The Coq mailing list

[Cedric Auger <sedrikov AT gmail.com>]

2014-12-01 11:40 GMT+01:00 Frédéric Blanqui <frederic.blanqui AT inria.fr>:

Hi. It follows easily using Classical:

Lemma goal : ~(exists n, forall p, prime p -> p <=n) ->
             forall n, exists p, prime p /\ p > n.

Proof.
  intros h n. apply NNPP. intro hn. apply h. exists n. intros p hp.
  generalize (not_ex_all_not _ _ hn p); clear hn; intro hn.
  apply not_and_or in hn. destruct hn. tauto. omega.
Qed.

I guess that means you use excluded middle axiom.

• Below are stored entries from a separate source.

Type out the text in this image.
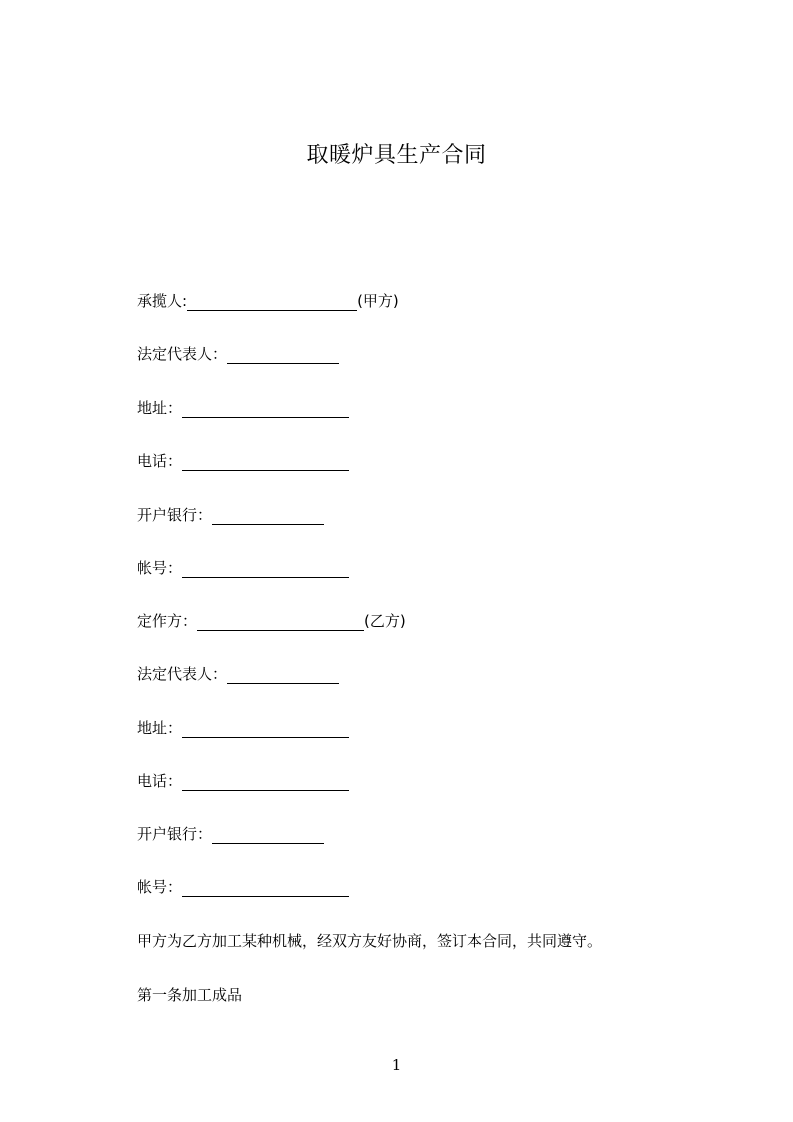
取暖炉具生产合同
承揽人:	(甲方)
法定代表人：
地址：
电话：
开户银行：
帐号：
定作方：	(乙方)
法定代表人：
地址：
电话：
开户银行：
帐号：
甲方为乙方加工某种机械，经双方友好协商，签订本合同，共同遵守。
第一条加工成品
1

I am not sure that the initial question allowed use of an extra axiom.
I am almost certain that the proof scheme I gave is axiom free in the logic of Coq.

 

Le 30/11/2014 12:40, Ilmārs Cīrulis a écrit :

Probably a bit offtopic.

It was easy to prove "(exists n, forall p, prime p -> p <=n) -> False".

But I had a problems proving "(forall n, exists p, prime p /\ p > n".

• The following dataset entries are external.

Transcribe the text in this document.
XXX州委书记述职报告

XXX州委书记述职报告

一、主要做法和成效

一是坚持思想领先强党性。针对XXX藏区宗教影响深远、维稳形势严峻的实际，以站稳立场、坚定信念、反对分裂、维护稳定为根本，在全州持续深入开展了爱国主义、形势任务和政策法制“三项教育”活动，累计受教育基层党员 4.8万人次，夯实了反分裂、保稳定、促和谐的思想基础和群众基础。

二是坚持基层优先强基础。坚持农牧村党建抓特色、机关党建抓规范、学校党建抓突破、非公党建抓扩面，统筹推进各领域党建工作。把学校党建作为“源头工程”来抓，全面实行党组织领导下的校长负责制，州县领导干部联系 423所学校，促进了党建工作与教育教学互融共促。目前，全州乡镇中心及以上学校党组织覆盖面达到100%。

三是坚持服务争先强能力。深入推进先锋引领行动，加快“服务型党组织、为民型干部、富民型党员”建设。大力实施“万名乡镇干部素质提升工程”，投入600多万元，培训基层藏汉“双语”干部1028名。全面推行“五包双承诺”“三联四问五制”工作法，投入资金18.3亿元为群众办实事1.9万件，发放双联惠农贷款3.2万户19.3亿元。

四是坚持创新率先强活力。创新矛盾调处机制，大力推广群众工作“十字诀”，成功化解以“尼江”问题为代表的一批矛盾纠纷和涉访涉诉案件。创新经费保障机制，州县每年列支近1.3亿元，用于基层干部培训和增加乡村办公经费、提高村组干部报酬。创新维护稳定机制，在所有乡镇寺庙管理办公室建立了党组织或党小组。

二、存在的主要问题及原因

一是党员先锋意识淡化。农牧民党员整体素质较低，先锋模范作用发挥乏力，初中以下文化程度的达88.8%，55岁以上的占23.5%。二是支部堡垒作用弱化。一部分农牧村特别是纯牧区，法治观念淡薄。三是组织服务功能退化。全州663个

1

Do you have any hints? (Also, what does that SSReflect proof do?)

On Wed, Nov 26, 2014 at 12:40 PM, Enrico Tassi <enrico.tassi AT inria.fr> wrote:

On Wed, Nov 26, 2014 at 09:35:11AM +0100, Carst Tankink wrote:
> In any case, thanks for posting this, Gabriel! It's always good to have
> something on the web to point to when making the point that theorem provers
> need external support (tools/documentation/communities) as well as the tool
> itself.

I fully agree.  Unfortunately the wish-list is so long that it makes me
fear it will take a century to solve all these issues.

But I really want to share the solution to one of them, in particular
how to prove the infinity of primes on top of a "well furnished"
library[1] in a number of lines that compares well with his latex proof:

  https://sympa.inria.fr/sympa/arc/ssreflect/2014-04/msg00000.html

Best,
--
Enrico Tassi
[1] : that Neil could not install, and that is very sad, but still...

--

.../Sedrikov\...